Short-Term In Vitro ROS Detection and Oxidative Stress Regulators in Epiretinal Membranes and Vitreous from Idiopathic Vitreoretinal Diseases

Bijorn Omar Balzamino  1 Lucia Dinice  1 Andrea Cacciamani  2 Agnese Re  3 Fabio Scarinci  2 Luca Bruno  1 Pamela Cosimi  2 Alessandra Micera  1
Affiliations

Short-Term In Vitro ROS Detection and Oxidative Stress Regulators in Epiretinal Membranes and Vitreous from Idiopathic Vitreoretinal Diseases

Bijorn Omar Balzamino et al. Biomed Res Int. .

Abstract

Background: A plethora of inflammatory, angiogenic, and tissue remodeling factors has been reported in idiopathic epiretinal membranes (ERMs). Herein we focused on the expression of a few mediators (oxidative, inflammatory, and angiogenic/vascular factors) by means of short-term vitreal cell cultures and biomolecular analysis.

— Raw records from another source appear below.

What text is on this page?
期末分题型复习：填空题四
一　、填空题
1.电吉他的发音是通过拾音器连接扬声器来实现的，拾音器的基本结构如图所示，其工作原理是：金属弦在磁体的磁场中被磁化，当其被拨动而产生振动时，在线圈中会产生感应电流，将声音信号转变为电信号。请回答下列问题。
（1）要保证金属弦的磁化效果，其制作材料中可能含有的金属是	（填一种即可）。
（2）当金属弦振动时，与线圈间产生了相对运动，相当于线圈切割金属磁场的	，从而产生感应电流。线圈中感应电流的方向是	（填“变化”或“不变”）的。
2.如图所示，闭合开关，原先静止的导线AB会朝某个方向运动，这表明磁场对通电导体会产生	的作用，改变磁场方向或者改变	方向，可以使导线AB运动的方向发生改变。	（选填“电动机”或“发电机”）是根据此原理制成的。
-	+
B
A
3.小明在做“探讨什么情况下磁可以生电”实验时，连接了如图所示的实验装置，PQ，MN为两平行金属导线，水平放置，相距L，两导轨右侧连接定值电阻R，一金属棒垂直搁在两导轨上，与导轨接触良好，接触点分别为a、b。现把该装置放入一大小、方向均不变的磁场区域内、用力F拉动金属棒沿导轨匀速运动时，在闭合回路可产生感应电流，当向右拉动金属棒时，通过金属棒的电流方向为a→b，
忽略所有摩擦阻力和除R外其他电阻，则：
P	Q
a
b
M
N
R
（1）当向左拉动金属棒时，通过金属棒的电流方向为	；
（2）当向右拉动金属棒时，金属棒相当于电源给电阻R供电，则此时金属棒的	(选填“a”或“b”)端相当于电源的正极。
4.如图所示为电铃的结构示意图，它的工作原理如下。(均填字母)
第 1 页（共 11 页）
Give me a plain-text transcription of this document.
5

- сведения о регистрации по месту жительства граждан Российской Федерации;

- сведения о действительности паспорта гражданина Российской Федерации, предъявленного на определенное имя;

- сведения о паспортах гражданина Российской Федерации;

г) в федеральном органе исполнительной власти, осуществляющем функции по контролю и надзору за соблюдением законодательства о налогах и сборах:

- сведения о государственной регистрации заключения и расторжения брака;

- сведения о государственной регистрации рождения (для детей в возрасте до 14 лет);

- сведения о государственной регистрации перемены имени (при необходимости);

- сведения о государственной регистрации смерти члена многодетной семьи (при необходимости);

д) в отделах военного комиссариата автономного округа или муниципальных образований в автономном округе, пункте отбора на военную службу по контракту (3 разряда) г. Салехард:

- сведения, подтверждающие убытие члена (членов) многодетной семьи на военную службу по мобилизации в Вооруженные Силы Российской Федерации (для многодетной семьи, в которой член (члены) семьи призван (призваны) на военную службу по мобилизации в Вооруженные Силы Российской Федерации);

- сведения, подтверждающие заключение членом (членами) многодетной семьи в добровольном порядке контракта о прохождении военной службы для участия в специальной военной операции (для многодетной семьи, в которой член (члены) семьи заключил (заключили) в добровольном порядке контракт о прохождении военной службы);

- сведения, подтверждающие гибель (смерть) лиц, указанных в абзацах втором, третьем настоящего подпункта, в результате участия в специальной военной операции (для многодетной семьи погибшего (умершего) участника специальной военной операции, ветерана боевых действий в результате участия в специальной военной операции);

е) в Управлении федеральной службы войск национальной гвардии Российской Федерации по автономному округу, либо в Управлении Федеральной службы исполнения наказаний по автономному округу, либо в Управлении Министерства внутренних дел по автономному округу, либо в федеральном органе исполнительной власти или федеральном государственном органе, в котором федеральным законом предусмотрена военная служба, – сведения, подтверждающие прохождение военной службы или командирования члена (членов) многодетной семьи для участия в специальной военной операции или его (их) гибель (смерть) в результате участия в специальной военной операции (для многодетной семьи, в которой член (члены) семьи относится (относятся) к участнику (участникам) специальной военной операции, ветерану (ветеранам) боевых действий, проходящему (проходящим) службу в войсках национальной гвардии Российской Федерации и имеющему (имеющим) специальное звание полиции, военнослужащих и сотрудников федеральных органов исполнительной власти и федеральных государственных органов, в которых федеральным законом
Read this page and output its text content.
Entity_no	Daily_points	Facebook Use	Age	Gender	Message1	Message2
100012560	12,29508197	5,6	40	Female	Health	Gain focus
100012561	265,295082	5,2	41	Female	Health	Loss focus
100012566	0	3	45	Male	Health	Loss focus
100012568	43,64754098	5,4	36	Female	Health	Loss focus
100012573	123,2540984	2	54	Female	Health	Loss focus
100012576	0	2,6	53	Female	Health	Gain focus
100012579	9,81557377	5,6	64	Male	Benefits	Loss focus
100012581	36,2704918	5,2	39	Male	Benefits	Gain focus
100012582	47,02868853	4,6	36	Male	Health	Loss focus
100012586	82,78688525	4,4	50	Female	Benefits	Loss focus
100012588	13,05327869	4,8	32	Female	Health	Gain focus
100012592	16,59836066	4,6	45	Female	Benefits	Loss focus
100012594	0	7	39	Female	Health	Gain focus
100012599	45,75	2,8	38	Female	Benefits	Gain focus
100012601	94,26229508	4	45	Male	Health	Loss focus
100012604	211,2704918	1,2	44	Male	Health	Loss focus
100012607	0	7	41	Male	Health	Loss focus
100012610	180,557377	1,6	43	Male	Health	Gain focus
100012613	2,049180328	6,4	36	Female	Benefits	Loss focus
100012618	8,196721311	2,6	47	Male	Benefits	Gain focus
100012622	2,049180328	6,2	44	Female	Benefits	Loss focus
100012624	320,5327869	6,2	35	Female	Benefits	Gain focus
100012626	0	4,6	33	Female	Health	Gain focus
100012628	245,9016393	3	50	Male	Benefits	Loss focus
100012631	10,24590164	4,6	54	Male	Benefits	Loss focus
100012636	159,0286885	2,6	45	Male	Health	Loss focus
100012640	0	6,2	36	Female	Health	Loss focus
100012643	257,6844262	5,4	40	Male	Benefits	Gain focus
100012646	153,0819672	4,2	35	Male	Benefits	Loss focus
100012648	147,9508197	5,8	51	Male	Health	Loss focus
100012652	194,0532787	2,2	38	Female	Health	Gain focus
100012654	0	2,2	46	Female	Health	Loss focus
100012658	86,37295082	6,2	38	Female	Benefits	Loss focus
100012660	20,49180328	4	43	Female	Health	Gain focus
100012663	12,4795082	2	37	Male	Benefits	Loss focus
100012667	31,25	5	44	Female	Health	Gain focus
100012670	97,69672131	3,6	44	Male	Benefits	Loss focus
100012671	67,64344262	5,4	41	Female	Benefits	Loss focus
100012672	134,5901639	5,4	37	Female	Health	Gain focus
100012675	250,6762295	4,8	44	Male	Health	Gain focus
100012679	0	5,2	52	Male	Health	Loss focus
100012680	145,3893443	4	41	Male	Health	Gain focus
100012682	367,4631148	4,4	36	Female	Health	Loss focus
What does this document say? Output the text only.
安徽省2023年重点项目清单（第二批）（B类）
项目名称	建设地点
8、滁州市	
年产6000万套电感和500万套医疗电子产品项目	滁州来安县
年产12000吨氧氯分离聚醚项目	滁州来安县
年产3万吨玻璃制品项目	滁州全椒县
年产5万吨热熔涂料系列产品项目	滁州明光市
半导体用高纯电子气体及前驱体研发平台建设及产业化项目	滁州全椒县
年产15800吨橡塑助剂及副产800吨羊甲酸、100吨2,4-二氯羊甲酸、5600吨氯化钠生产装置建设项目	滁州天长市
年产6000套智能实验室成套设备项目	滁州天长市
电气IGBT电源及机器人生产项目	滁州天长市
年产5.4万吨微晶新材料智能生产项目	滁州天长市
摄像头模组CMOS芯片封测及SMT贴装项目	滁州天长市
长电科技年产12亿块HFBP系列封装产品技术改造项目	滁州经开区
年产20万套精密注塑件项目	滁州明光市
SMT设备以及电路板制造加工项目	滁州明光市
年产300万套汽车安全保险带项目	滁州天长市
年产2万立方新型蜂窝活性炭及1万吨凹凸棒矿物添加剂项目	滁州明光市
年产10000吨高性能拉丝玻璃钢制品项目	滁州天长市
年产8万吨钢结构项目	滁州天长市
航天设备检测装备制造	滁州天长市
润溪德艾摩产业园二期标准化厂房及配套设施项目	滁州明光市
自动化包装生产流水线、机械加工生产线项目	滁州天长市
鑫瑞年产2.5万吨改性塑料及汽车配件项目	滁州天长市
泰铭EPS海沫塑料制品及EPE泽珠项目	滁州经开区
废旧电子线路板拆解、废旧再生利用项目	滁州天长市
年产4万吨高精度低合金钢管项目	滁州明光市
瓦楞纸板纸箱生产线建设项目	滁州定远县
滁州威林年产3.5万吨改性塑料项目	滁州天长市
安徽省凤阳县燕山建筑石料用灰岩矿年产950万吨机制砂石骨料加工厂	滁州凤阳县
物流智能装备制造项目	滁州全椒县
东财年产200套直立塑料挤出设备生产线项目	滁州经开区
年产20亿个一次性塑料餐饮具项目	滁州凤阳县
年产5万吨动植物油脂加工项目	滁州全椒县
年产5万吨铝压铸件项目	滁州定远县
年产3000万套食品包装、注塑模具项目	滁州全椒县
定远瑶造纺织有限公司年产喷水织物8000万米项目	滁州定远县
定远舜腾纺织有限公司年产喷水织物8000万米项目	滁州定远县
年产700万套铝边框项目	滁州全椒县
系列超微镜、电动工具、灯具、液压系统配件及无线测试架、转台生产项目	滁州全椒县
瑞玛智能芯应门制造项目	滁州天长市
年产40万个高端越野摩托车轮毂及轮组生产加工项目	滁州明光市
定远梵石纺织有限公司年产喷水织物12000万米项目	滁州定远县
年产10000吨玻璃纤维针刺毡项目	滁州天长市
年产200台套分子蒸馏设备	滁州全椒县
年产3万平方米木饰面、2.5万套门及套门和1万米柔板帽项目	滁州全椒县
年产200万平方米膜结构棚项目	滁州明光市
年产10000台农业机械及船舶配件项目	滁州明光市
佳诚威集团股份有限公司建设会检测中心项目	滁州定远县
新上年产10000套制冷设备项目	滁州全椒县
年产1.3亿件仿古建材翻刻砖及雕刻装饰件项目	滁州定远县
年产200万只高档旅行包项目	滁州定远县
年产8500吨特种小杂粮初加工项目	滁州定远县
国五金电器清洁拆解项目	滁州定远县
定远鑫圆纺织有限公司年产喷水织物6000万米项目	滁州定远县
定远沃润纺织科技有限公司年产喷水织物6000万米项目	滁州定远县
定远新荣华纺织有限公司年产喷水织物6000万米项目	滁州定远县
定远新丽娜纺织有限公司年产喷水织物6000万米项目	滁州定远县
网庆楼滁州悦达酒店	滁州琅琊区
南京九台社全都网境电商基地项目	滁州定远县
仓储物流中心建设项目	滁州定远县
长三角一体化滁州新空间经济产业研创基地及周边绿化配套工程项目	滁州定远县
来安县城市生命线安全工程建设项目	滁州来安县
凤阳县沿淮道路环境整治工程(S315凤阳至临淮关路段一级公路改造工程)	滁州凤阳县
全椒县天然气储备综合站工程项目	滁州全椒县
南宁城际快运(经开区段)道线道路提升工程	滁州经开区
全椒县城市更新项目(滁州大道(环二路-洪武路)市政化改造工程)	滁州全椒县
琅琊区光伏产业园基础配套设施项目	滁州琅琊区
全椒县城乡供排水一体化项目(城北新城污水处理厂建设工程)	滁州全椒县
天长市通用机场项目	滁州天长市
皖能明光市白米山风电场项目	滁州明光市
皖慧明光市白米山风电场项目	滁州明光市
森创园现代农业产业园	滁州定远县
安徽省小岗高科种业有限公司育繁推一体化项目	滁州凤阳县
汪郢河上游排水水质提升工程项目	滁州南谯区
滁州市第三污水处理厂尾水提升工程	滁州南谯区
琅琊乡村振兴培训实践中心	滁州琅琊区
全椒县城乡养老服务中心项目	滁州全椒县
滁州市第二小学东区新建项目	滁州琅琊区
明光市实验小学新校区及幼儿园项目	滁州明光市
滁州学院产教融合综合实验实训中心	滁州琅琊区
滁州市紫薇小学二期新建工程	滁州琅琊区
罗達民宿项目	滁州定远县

Methods: Thirty-nine (39) ERMs and vitreal samples were collected at the time of vitreoretinal surgery and biomolecular analyses were performed in clear vitreous, vitreal cell pellets, and ERMs. ROS products and iNOS were investigated in adherent vitreal cells and/or ERMs, and iNOS, VEGF, Ang-2, IFNγ, IL18, and IL22 were quantified in vitreous (ELISA/Ella, IF/WB); transcripts specific for iNOS, p65NFkB, KEAP1, NRF2, and NOX1/NOX4 were detected in ERMs (PCR). Biomolecular changes were analyzed and correlated with disease severity.

Results: The higher ROS production was observed in vitreal cells at stage 4, and iNOS was found in ERMs and increased in the vitreous as early as at stage 3. Both iNOS and NOX4 were upregulated at all stages, while p65NFkB was increased at stage 3. iNOS and NOX1 were positively and inversely related with p65NFkB. While NOX4 transcripts were always upregulated, NRF2 was upregulated at stage 3 and inverted at stage 4. No significant changes occurred in the release of angiogenic (VEGF, Ang-2) and proinflammatory (IL18, IL22 and IFNγ) mediators between all stages investigated.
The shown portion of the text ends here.